The results show that SPPO achieves higher average performance and faster convergence compared to baseline methods. The approach demonstrates improved training efficiency, with SPPO reaching peak performance more quickly than other algorithms. SPPO outperforms all baselines in average performance and convergence speed SPPO achieves peak performance significantly faster than group-based methods The small critic variant of SPPO maintains high performance while reducing computational overhead

The authors evaluate SPPO against Standard PPO across five control tasks with sparse rewards. Results show SPPO consistently converges and outperforms Standard PPO, particularly in long-horizon tasks where the baseline fails. SPPO achieves robust convergence across all control tasks, while Standard PPO fails in complex environments. In long-horizon tasks, SPPO successfully solves problems where Standard PPO remains at low success rates. SPPO demonstrates superior sample efficiency, rapidly improving in precision tasks like CartPole.

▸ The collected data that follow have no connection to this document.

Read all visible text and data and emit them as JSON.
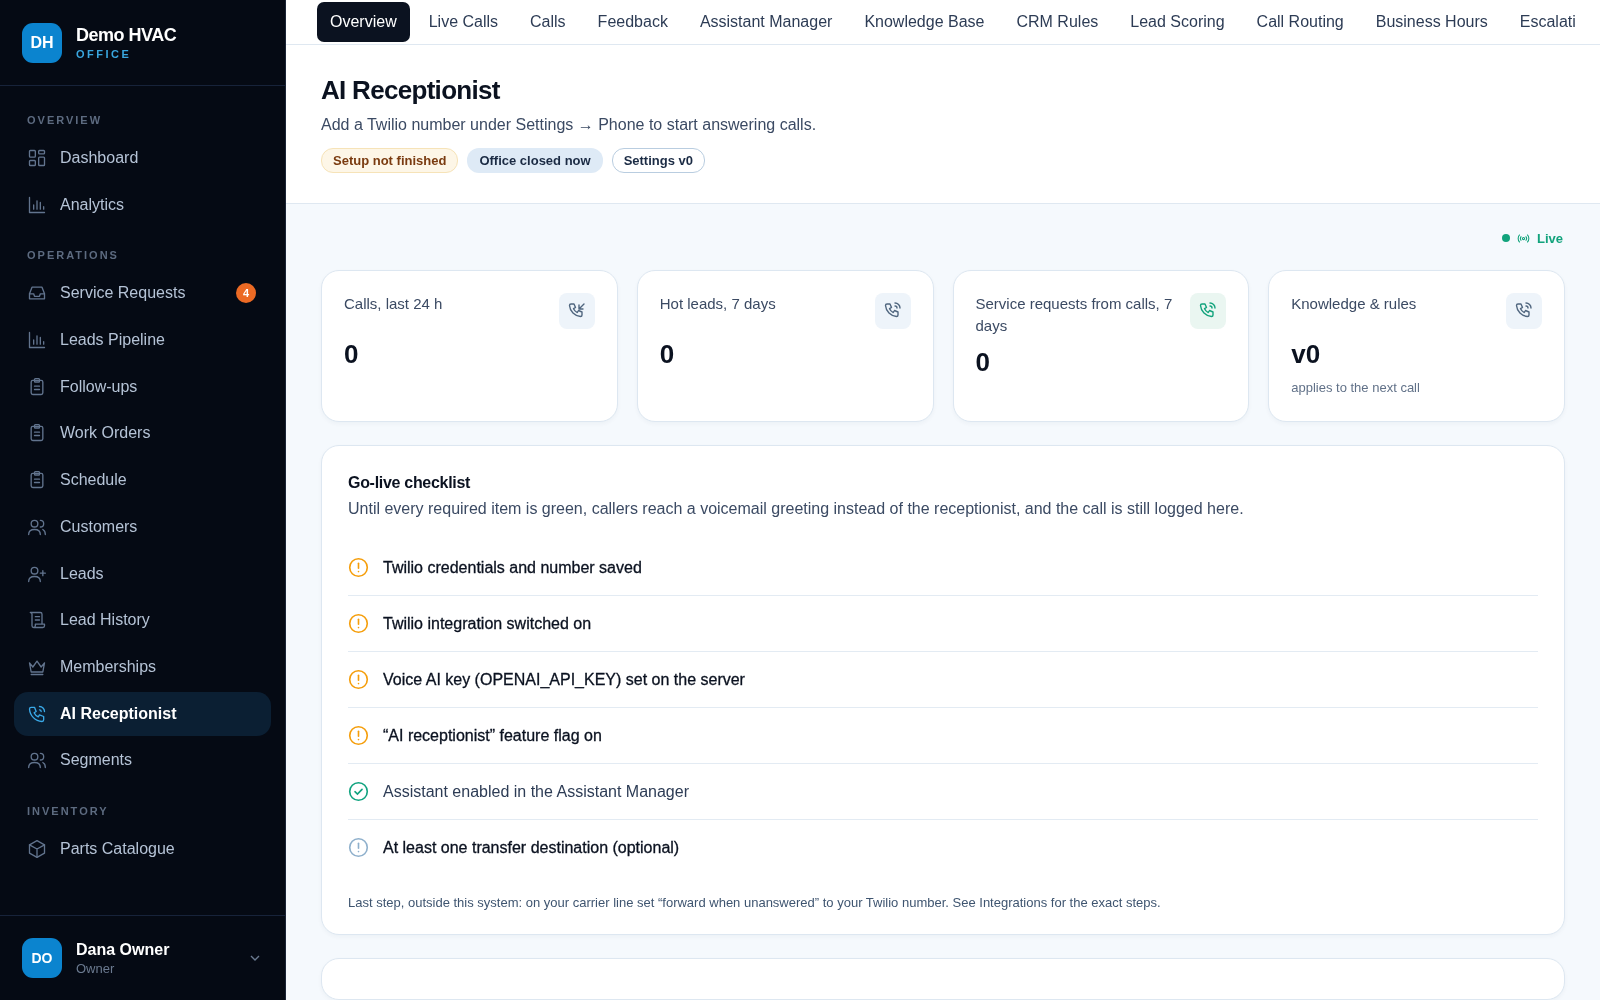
{
  "brand": {
    "initials": "DH",
    "name": "Demo HVAC",
    "subtitle": "OFFICE"
  },
  "sidebar": {
    "sections": [
      {
        "title": "OVERVIEW",
        "items": [
          {
            "label": "Dashboard",
            "selected": false
          },
          {
            "label": "Analytics",
            "selected": false
          }
        ]
      },
      {
        "title": "OPERATIONS",
        "items": [
          {
            "label": "Service Requests",
            "selected": false,
            "badge": "4"
          },
          {
            "label": "Leads Pipeline",
            "selected": false
          },
          {
            "label": "Follow-ups",
            "selected": false
          },
          {
            "label": "Work Orders",
            "selected": false
          },
          {
            "label": "Schedule",
            "selected": false
          },
          {
            "label": "Customers",
            "selected": false
          },
          {
            "label": "Leads",
            "selected": false
          },
          {
            "label": "Lead History",
            "selected": false
          },
          {
            "label": "Memberships",
            "selected": false
          },
          {
            "label": "AI Receptionist",
            "selected": true
          },
          {
            "label": "Segments",
            "selected": false
          }
        ]
      },
      {
        "title": "INVENTORY",
        "items": [
          {
            "label": "Parts Catalogue",
            "selected": false
          }
        ]
      }
    ]
  },
  "user": {
    "initials": "DO",
    "name": "Dana Owner",
    "role": "Owner"
  },
  "tabs": [
    {
      "label": "Overview",
      "selected": true
    },
    {
      "label": "Live Calls",
      "selected": false
    },
    {
      "label": "Calls",
      "selected": false
    },
    {
      "label": "Feedback",
      "selected": false
    },
    {
      "label": "Assistant Manager",
      "selected": false
    },
    {
      "label": "Knowledge Base",
      "selected": false
    },
    {
      "label": "CRM Rules",
      "selected": false
    },
    {
      "label": "Lead Scoring",
      "selected": false
    },
    {
      "label": "Call Routing",
      "selected": false
    },
    {
      "label": "Business Hours",
      "selected": false
    },
    {
      "label": "Escalati",
      "selected": false
    }
  ],
  "header": {
    "title": "AI Receptionist",
    "subtitle": "Add a Twilio number under Settings → Phone to start answering calls.",
    "badges": [
      {
        "label": "Setup not finished",
        "kind": "warning"
      },
      {
        "label": "Office closed now",
        "kind": "info"
      },
      {
        "label": "Settings v0",
        "kind": "outline"
      }
    ]
  },
  "live": {
    "label": "Live"
  },
  "stats": [
    {
      "label": "Calls, last 24 h",
      "value": "0",
      "highlighted": false
    },
    {
      "label": "Hot leads, 7 days",
      "value": "0",
      "highlighted": false
    },
    {
      "label": "Service requests from calls, 7 days",
      "value": "0",
      "highlighted": true
    },
    {
      "label": "Knowledge & rules",
      "value": "v0",
      "note": "applies to the next call",
      "highlighted": false
    }
  ],
  "checklist": {
    "title": "Go-live checklist",
    "description": "Until every required item is green, callers reach a voicemail greeting instead of the receptionist, and the call is still logged here.",
    "items": [
      {
        "label": "Twilio credentials and number saved",
        "kind": "pending"
      },
      {
        "label": "Twilio integration switched on",
        "kind": "pending"
      },
      {
        "label": "Voice AI key (OPENAI_API_KEY) set on the server",
        "kind": "pending"
      },
      {
        "label": "“AI receptionist” feature flag on",
        "kind": "pending"
      },
      {
        "label": "Assistant enabled in the Assistant Manager",
        "kind": "done"
      },
      {
        "label": "At least one transfer destination (optional)",
        "kind": "optional"
      }
    ],
    "footnote": "Last step, outside this system: on your carrier line set “forward when unanswered” to your Twilio number. See Integrations for the exact steps."
  }
}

The the the table compares the performance of various reinforcement learning methods on mathematical reasoning benchmarks. SPPO consistently achieves higher average scores than baselines, with the best results observed when using a smaller critic model. The authors use a sequence-level advantage estimation method to improve training stability and efficiency. SPPO outperforms all baselines on both model scales, achieving the highest average score. Using a smaller critic model improves performance and reduces memory usage while maintaining effectiveness. Standard PPO shows limited improvement over the base model, indicating instability in sparse-reward settings.

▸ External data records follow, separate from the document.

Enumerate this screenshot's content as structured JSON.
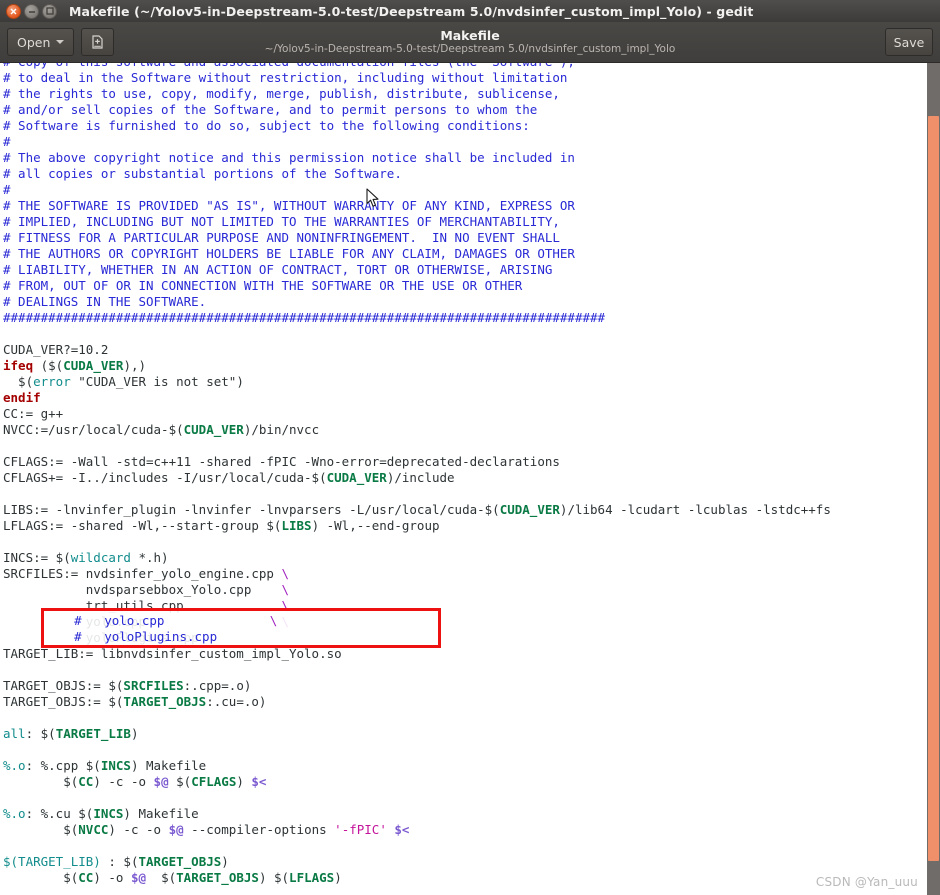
{
  "window": {
    "title": "Makefile (~/Yolov5-in-Deepstream-5.0-test/Deepstream 5.0/nvdsinfer_custom_impl_Yolo) - gedit",
    "controls": {
      "close": "×",
      "minimize": "−",
      "maximize": "□"
    }
  },
  "toolbar": {
    "open_label": "Open",
    "new_doc_icon": "new-document-icon",
    "save_label": "Save",
    "doc_title": "Makefile",
    "doc_subtitle": "~/Yolov5-in-Deepstream-5.0-test/Deepstream 5.0/nvdsinfer_custom_impl_Yolo"
  },
  "annotation": {
    "line1": "    #   yolo.cpp              \\",
    "line2": "    #   yoloPlugins.cpp",
    "box_color": "#ee1111"
  },
  "watermark": {
    "text": "CSDN @Yan_uuu"
  },
  "scrollbar": {
    "thumb_color": "#f0906a",
    "track_color": "#6f6c69"
  },
  "editor": {
    "language": "makefile",
    "colors": {
      "comment": "#2929d6",
      "keyword": "#a40000",
      "function": "#128c8c",
      "variable": "#0a7a45",
      "target": "#128c8c",
      "automatic_variable": "#7b5ad0",
      "continuation": "#a020c0",
      "string": "#c4149c",
      "text": "#2e3436",
      "background": "#ffffff"
    },
    "lines": [
      "# Copy of this software and associated documentation files (the \"Software\"),",
      "# to deal in the Software without restriction, including without limitation",
      "# the rights to use, copy, modify, merge, publish, distribute, sublicense,",
      "# and/or sell copies of the Software, and to permit persons to whom the",
      "# Software is furnished to do so, subject to the following conditions:",
      "#",
      "# The above copyright notice and this permission notice shall be included in",
      "# all copies or substantial portions of the Software.",
      "#",
      "# THE SOFTWARE IS PROVIDED \"AS IS\", WITHOUT WARRANTY OF ANY KIND, EXPRESS OR",
      "# IMPLIED, INCLUDING BUT NOT LIMITED TO THE WARRANTIES OF MERCHANTABILITY,",
      "# FITNESS FOR A PARTICULAR PURPOSE AND NONINFRINGEMENT.  IN NO EVENT SHALL",
      "# THE AUTHORS OR COPYRIGHT HOLDERS BE LIABLE FOR ANY CLAIM, DAMAGES OR OTHER",
      "# LIABILITY, WHETHER IN AN ACTION OF CONTRACT, TORT OR OTHERWISE, ARISING",
      "# FROM, OUT OF OR IN CONNECTION WITH THE SOFTWARE OR THE USE OR OTHER",
      "# DEALINGS IN THE SOFTWARE.",
      "################################################################################",
      "",
      "CUDA_VER?=10.2",
      "ifeq ($(CUDA_VER),)",
      "  $(error \"CUDA_VER is not set\")",
      "endif",
      "CC:= g++",
      "NVCC:=/usr/local/cuda-$(CUDA_VER)/bin/nvcc",
      "",
      "CFLAGS:= -Wall -std=c++11 -shared -fPIC -Wno-error=deprecated-declarations",
      "CFLAGS+= -I../includes -I/usr/local/cuda-$(CUDA_VER)/include",
      "",
      "LIBS:= -lnvinfer_plugin -lnvinfer -lnvparsers -L/usr/local/cuda-$(CUDA_VER)/lib64 -lcudart -lcublas -lstdc++fs",
      "LFLAGS:= -shared -Wl,--start-group $(LIBS) -Wl,--end-group",
      "",
      "INCS:= $(wildcard *.h)",
      "SRCFILES:= nvdsinfer_yolo_engine.cpp \\",
      "           nvdsparsebbox_Yolo.cpp    \\",
      "           trt_utils.cpp             \\",
      "           yolo.cpp                  \\",
      "           yoloPlugins.cpp",
      "TARGET_LIB:= libnvdsinfer_custom_impl_Yolo.so",
      "",
      "TARGET_OBJS:= $(SRCFILES:.cpp=.o)",
      "TARGET_OBJS:= $(TARGET_OBJS:.cu=.o)",
      "",
      "all: $(TARGET_LIB)",
      "",
      "%.o: %.cpp $(INCS) Makefile",
      "        $(CC) -c -o $@ $(CFLAGS) $<",
      "",
      "%.o: %.cu $(INCS) Makefile",
      "        $(NVCC) -c -o $@ --compiler-options '-fPIC' $<",
      "",
      "$(TARGET_LIB) : $(TARGET_OBJS)",
      "        $(CC) -o $@  $(TARGET_OBJS) $(LFLAGS)"
    ]
  }
}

SPPO is evaluated against Standard PPO and other baseline methods across control tasks with sparse rewards and mathematical reasoning benchmarks to validate its training efficiency and stability. The results demonstrate that SPPO achieves superior average performance and faster convergence, particularly in complex, long-horizon environments where baseline methods often fail. Additionally, employing a smaller critic model enhances performance and reduces computational overhead without sacrificing effectiveness.